Japan’s prime minister Shinzo Abe jostled for the spotlight with Meryl Streep at the opening night of this year’s Tokyo International Film Festival.

Kenichi Matsuyama, Shinzo Abe, Meryl Streep

Fresh off his surprise turn as Super Mario at the closing ceremony of the Rio Olympics, Japan’s prime minister Shinzo Abe once again pulled the red carpet out from under the stars at the Tokyo International Film Festival (TIFF).

Standing between cinematic legend Meryl Streep and Death Note actor Kenichi Matsuyama, Shinzo Abe kicked off the opening of the 29th edition of the festival by praising Streep for her portrayal of late British prime minister Margaret Thatcher in 2011’s The Iron Lady.

“’I have done battle every day of my life’, that’s a line I clearly remember from the film,” the conservative lawmaker told Streep.

Abe later wise-cracked, saying that he wanted to see the latest installment of the Godzilla series, but his wife Akie regretfully informed him that the prime minister and the chief Cabinet secretary characters are quickly killed off.

While the line-up of 204 films to be screened at this year’s festival isn’t particularly political, politics nevertheless loomed large.

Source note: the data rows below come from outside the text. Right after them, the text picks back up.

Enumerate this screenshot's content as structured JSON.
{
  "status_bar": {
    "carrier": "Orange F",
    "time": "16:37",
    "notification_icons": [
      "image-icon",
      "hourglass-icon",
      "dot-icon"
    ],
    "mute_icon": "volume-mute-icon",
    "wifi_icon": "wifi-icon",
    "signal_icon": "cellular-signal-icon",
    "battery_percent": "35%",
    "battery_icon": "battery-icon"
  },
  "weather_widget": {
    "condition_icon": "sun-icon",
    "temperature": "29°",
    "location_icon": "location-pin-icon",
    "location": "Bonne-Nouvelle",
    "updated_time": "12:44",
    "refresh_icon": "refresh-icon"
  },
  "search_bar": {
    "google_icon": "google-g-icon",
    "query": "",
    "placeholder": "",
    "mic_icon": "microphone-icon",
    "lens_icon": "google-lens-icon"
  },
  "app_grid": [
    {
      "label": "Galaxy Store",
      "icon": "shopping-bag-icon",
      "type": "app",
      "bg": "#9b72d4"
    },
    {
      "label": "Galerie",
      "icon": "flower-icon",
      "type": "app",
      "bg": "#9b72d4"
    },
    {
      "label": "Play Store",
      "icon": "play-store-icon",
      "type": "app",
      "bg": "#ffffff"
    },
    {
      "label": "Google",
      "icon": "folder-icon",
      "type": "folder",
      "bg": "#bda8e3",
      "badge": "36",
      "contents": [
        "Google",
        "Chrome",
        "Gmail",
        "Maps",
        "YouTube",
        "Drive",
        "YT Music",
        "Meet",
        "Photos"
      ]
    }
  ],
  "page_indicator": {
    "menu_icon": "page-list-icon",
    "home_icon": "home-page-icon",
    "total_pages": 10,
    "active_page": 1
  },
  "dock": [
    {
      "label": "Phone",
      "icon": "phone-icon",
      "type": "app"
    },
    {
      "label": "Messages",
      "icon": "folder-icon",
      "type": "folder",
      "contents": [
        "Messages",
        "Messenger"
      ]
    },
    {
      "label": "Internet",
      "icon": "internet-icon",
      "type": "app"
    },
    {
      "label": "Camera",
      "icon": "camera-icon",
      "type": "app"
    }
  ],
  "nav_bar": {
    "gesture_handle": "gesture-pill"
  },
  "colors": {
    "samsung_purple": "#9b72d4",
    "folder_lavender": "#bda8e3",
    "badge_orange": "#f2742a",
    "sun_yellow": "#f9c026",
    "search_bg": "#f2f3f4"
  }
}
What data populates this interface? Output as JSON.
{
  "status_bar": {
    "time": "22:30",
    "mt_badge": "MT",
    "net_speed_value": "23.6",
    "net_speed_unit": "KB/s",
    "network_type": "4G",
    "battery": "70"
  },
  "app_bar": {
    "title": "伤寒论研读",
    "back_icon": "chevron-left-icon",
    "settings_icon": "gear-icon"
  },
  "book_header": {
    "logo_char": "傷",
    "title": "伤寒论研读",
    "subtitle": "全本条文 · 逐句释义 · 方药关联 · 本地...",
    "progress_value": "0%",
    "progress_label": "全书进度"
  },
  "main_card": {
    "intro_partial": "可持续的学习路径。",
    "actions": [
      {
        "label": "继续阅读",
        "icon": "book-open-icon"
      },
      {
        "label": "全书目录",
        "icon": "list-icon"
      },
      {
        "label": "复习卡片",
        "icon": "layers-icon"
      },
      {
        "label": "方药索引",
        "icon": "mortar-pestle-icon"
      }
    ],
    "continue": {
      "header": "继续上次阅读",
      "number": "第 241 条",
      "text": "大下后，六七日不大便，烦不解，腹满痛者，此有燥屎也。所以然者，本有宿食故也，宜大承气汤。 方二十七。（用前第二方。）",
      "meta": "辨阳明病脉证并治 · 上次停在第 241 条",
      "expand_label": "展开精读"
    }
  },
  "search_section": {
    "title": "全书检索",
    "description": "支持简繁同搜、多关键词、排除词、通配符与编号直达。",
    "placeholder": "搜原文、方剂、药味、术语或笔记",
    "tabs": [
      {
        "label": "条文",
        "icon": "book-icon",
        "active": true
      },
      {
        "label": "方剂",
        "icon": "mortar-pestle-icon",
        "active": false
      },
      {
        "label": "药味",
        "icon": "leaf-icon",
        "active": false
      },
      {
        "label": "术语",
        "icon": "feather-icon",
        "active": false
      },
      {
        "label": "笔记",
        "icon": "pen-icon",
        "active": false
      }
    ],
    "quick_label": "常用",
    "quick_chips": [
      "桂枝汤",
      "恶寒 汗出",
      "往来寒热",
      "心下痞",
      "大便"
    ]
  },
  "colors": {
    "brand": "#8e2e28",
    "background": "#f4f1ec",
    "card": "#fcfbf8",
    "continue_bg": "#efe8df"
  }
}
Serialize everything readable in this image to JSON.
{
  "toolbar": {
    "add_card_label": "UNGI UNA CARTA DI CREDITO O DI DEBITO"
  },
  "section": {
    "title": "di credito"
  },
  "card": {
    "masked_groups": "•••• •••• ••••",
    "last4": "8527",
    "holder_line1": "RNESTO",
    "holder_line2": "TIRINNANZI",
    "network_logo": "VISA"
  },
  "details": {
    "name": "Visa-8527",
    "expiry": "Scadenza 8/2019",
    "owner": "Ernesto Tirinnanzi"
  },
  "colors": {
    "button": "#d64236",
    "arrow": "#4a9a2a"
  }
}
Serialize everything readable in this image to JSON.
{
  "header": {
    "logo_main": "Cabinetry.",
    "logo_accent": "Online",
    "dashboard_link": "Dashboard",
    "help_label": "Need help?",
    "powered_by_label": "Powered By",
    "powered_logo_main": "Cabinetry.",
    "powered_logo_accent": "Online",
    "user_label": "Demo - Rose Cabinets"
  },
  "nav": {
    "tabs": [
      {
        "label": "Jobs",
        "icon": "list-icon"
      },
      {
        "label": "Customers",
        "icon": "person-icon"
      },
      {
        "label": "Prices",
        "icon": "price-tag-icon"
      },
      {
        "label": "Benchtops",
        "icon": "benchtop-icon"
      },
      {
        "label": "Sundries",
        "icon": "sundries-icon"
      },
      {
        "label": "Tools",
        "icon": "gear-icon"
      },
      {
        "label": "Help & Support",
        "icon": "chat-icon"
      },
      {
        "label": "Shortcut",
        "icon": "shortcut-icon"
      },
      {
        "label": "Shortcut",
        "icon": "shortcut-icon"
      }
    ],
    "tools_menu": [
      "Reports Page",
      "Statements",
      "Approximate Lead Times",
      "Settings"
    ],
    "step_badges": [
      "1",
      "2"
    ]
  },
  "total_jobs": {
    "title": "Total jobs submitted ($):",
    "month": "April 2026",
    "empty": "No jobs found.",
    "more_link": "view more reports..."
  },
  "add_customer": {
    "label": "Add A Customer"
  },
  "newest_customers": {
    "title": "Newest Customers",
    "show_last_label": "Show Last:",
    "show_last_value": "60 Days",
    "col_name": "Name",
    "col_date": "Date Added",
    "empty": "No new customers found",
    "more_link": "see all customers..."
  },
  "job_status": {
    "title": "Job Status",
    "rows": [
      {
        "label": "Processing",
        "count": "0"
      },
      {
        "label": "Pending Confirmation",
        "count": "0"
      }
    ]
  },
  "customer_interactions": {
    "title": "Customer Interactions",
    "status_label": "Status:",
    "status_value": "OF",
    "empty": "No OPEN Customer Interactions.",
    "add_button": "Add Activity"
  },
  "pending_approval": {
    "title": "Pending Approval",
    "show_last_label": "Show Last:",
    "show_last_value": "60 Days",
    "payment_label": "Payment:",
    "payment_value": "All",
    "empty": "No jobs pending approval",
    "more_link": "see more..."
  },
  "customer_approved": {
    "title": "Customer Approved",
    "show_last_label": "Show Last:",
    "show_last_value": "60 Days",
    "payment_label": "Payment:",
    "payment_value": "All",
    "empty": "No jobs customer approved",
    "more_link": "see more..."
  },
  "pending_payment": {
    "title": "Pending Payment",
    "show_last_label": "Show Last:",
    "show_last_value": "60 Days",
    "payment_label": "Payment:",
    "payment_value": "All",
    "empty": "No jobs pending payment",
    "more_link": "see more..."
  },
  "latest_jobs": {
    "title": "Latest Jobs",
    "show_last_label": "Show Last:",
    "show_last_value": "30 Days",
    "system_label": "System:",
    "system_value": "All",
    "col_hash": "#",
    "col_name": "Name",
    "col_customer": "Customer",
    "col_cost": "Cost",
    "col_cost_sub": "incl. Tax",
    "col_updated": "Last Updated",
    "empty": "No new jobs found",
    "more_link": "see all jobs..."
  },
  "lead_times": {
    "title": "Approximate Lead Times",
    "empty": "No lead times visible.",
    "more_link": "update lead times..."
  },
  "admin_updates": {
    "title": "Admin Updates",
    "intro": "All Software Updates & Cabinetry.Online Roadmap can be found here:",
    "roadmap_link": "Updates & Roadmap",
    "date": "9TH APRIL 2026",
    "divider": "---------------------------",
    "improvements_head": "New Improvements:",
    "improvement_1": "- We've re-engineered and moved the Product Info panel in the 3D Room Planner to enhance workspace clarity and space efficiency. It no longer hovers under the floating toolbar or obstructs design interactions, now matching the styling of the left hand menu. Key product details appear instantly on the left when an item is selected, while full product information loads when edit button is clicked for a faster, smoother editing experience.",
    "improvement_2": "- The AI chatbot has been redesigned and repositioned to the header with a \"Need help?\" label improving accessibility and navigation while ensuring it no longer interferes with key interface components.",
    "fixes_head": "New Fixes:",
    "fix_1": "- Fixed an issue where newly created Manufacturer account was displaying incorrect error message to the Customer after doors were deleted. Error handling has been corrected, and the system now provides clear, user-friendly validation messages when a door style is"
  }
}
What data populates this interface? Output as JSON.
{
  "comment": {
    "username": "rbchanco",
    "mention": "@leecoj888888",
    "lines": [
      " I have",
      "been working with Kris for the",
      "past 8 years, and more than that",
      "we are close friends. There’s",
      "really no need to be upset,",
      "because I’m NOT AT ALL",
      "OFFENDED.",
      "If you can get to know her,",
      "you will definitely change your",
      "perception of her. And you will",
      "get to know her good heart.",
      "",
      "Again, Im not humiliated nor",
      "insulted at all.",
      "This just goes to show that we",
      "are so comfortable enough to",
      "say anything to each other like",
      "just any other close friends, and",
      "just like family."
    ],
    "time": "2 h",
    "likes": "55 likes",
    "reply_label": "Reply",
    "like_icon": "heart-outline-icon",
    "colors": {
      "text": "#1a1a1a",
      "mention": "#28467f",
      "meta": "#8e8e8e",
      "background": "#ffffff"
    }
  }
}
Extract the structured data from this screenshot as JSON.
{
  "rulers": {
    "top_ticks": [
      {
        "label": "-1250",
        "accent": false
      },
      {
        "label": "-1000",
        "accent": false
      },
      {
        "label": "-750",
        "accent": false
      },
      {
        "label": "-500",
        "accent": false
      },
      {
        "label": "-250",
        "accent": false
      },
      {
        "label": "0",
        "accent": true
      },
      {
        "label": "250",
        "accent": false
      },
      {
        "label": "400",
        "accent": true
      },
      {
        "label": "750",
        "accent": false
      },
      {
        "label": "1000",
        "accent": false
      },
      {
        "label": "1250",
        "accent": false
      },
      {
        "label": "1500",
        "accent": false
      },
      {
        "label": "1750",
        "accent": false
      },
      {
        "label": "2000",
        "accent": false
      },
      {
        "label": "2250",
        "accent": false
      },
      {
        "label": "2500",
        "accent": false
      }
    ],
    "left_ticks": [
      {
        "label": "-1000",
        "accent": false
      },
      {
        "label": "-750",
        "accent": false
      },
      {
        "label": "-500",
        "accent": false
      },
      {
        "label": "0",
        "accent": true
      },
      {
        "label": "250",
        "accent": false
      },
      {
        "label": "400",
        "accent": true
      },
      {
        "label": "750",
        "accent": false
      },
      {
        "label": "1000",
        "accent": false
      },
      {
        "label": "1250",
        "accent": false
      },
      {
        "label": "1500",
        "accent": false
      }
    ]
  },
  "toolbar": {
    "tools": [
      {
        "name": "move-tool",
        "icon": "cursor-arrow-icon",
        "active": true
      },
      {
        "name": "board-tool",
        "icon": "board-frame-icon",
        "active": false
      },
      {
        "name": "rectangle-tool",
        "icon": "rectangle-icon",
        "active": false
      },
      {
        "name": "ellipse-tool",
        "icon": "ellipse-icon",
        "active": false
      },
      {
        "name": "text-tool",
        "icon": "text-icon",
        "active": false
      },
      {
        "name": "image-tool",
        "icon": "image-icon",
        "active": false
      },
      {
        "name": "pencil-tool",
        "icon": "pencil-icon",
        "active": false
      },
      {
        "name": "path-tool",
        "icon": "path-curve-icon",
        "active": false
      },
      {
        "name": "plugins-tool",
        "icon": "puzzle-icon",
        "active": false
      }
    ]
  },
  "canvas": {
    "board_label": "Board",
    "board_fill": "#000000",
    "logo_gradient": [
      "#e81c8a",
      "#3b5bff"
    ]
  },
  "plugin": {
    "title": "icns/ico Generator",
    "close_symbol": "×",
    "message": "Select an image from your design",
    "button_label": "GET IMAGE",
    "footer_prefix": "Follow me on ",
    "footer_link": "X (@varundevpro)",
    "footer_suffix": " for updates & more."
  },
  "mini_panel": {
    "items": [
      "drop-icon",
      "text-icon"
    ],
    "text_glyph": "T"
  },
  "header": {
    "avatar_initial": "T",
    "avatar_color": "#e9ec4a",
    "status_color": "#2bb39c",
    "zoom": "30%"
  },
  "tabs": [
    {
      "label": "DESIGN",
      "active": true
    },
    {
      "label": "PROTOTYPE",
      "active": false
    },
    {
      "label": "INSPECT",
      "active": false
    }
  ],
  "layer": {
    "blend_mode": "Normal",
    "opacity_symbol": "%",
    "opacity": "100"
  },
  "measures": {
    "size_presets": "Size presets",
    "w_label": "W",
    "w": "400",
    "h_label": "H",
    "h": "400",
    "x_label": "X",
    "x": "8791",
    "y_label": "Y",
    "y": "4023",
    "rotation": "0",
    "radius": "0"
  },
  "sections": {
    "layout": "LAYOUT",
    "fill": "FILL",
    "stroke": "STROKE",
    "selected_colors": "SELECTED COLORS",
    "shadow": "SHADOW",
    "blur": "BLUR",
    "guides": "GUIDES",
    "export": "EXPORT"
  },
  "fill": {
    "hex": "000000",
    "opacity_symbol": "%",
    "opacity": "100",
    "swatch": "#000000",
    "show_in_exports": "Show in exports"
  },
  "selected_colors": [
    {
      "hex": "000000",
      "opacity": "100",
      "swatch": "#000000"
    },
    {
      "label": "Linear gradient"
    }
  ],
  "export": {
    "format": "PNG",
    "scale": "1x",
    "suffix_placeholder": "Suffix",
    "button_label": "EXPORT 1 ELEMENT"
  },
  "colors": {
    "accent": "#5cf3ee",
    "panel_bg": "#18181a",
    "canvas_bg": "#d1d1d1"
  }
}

At a press conference on Monday for the festival’s opening film, historical comedy-drama Florence Foster Jenkins, Streep did her best to diplomatically deflect questions related to the upcoming US presidential election.

“It can’t come soon enough, this election. We’ve been very burdened by it,” she said in response to being asked if she thought she should receive an Oscar for her parody portrayal of US presidential candidate Donald Trump.

But Streep later did concede that she wouldn’t be able to stick around for the entire festival as she has matters to attend to in the US. 

“I have to go back and help our new president get elected,” the unabashed supporter of presidential candidate Hilary Clinton said during the opening ceremony.

The festival’s jury, which is led by Diva and Betty Blue director Jean Jacques Beineix, includes directors Mabel Cheung and Hideyuki Hirayama as well as actor Valerio Mastandrea and Spotlight producer Nicole Rocklin.

Asked about the things she’d like to do while in Japan, Rocklin joked that she’d like to buy land in case “a certain person wins the US presidential election.”

The festival runs from October 25 to November 3.